There are many ways to increase traffic and exposure for your website, but these techniques can often take a long time and provide frustratingly minimal results. Instead, try to imagine what could happen if your site was being advertised on hundreds of similar sites continuously for several days. This is the goal of the Publicity Wheel, a new concept for generating a boost in traffic and exposure for website owners. Rather than the banner/link exchanges used to generate a steady trickle of visitors, the Publicity Wheel aims to give one website (per category) full exposure and resultant benefits in traffic for an extended period of time.
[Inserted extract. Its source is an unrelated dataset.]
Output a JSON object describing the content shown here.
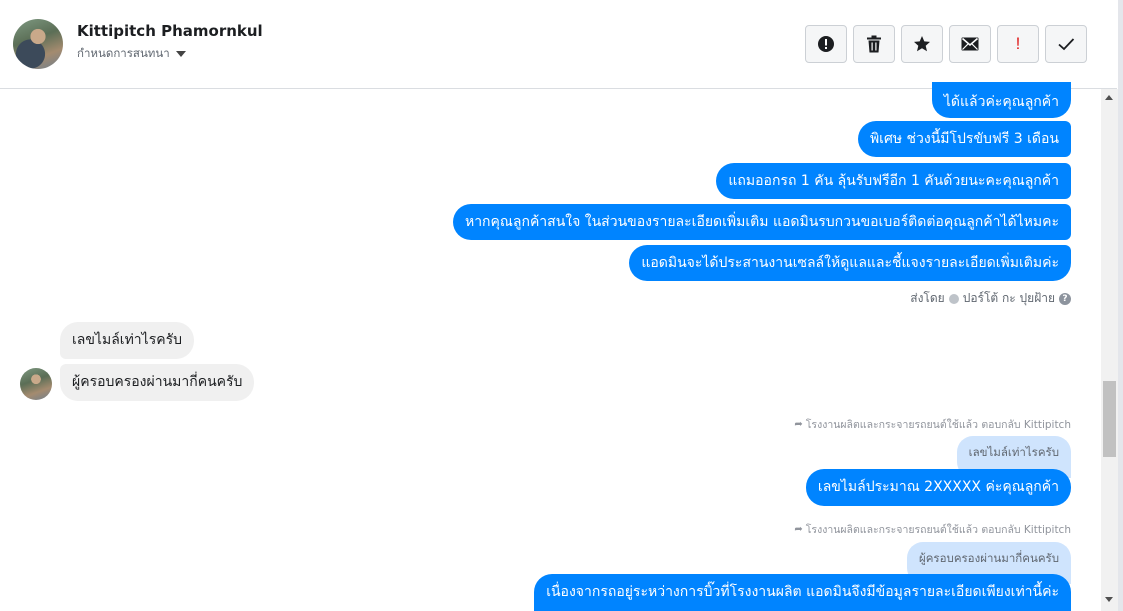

It works by providing a piece of code to site owners that will generate the banner/link to the currently-featured site within a particular category. Every time a visitor clicks on one of these links, the Publicity Wheel member is given an associated number of “publicity points”. These points then contribute to the selection of the forthcoming featured site generated during the next “spin”. Consider a “wheel of fortune” scenario, where each publicity point owned provides one “slice” of the wheel. It’s also like a lottery, but instead of buying a new ticket after each draw, points continue to accumulate even after a winner is selected, so members have a much better chance to win over time. Winner points are reset to zero to avoid having the same sites featured each round. This allows sites with low-traffic to benefit by still having a chance of winning each round, even with a small number of points.
Background
The Publicity Wheel was launched in early April 2008 by myself, Mark Schumann (follow me on Twitter). I work as an e-Learning Developer in a K-12 school in Melbourne, Australia, and own 2 other websites. The first is Edutagger, a K-12 social bookmarking site (much like Digg), which was developed primarily to provide K-12 teachers with a repository of quality resources. The second is a concept known as the Fame Experiment, which is where the original idea for the Publicity Wheel was born.
The Fame Experiment, as the name implies, is an experiment on the internet fame and society’s response to it. I had wondered about this phenomenon, where (often by accident) certain people had become famous overnight for any number of reasons. I questioned whether this fame was restricted to the internet, and whether these people were being recognized and approached in “real life”. As a result, the Fame Experiment was developed in an attempt to artificially generate fame by promoting a single person’s image to as may places online as possible. Fame points are generated in the same was as publicity points, but there is only one winner. Incidentally, this winner is yet to be selected as the experiment is still running.
Over time, I noticed a number of people signing up to the Fame Experiment with the hope of achieving “fame” for their websites, which of course sparked the idea for the Publicity Wheel. The concept is similar, but the implementation and goals are very different. Instead of one winner, the Publicity Wheel generates one winner for each category, and repeats to process every few days.
The Publicity Wheel certainly isn’t for everyone, but it provides a great alternative approach to internet marketing and traffic-building that is simple to setup and use.